The psychological strain of trying to prevent even tiny pockets of Covid-19 could weigh on confidence. China, for all of its recent economic successes, is one of the most nervous about epidemics, shutting down neighborhoods and testing millions of residents when a handful of cases surface.
As of mid-February, China had distributed only about 40% of the 100 million doses of vaccine planned before the start of the Lunar New Year holiday on February 12. Goldman Sachs predicts that Chinese GDP growth will rise in the first quarter and then remain stable for much of this year, at a rate of around 5-6%, it would grow normally, while the United States and the Kingdom United will experience very solid second and third quarters.
“The popular narrative is that Asia is leading the recovery and bringing the world out of a big hole. This is not entirely true. ‘
Thailand, where up to 20% of the economy was linked to tourism, is probably one of the worst victims of border closures. The country’s economic planning agency has repeatedly slashed economic growth forecasts for 2021 and now predicts that the number of foreign visitors this year will be 3.2 million, less than a tenth of 2019’s total.
To achieve this, the agency assumes that Thailand will be able to immunize around 50% of its population by the end of this year – a guess some experts believe is optimistic. The kingdom just launched vaccinations this week, with a relatively low number of initial doses.

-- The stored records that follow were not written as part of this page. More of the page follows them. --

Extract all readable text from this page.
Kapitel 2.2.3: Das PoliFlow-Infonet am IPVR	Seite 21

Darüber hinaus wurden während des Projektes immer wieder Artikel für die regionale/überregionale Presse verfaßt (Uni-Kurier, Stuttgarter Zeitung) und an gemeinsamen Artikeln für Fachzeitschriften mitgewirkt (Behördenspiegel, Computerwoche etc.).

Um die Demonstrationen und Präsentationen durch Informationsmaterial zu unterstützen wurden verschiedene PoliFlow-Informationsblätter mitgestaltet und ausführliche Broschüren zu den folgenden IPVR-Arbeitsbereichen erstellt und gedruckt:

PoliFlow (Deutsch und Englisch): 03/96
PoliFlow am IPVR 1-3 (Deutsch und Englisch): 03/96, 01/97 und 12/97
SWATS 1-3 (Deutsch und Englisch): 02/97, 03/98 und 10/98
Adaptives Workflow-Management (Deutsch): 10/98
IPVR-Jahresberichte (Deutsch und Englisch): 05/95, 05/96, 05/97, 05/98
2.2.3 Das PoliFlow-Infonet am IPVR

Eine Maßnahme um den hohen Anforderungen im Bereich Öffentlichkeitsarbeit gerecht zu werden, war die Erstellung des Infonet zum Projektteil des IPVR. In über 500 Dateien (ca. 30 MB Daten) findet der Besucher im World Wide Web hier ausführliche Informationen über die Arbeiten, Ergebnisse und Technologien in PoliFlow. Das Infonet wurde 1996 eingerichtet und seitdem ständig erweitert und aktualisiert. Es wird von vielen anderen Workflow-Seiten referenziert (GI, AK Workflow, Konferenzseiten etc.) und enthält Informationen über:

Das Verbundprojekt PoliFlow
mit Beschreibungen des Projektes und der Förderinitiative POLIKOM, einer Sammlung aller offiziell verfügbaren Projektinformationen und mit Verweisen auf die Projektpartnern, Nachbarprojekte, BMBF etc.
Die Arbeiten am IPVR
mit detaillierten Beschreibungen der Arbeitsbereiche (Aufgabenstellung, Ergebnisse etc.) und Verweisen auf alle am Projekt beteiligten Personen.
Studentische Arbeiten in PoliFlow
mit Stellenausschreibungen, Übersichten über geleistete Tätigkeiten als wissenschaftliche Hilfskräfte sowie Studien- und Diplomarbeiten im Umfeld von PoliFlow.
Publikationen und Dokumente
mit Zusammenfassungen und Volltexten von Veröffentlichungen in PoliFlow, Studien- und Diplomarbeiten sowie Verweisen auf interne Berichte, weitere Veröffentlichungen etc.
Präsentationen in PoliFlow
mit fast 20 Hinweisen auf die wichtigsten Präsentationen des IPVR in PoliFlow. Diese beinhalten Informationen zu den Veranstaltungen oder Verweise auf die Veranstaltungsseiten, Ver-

In southern Phuket Island, companies are urging the Thai government to let them pay privately to vaccinate hotel, restaurant and travel agency workers so they can have the confidence to let visitors in foreigners. Without such private intervention, Phuket is unlikely to be able to achieve herd immunity for at least a year and a half – an untenable situation, said Bhummikitti Ruktaengam, chairman of the Phuket Tourism Association.
Then there’s the Cook Islands, a small Pacific nation between New Zealand and Hawaii, where tourism accounts for around 80% of the economy. ANZ estimates that its GDP fell more than 5% last year and will contract another 15% this year.
The country sealed its borders last March and has never had a case of Covid-19. The next proposed date to open the borders to New Zealand, its biggest source of tourists, is the end of this month. But with a recent spate of infections reported in Auckland, people in the Cook Islands are skeptical.
Paul Ash, owner of an 18-room resort on the main island of Rarotonga, said the company had lost 90% of its revenue and shareholders were injecting nearly $ 16,000 a month to keep it afloat. He thinks his seaside resort and others around the island can last a few more months.
“It will come to a point where it cannot be recovered,” he said. “And we are not far from it.”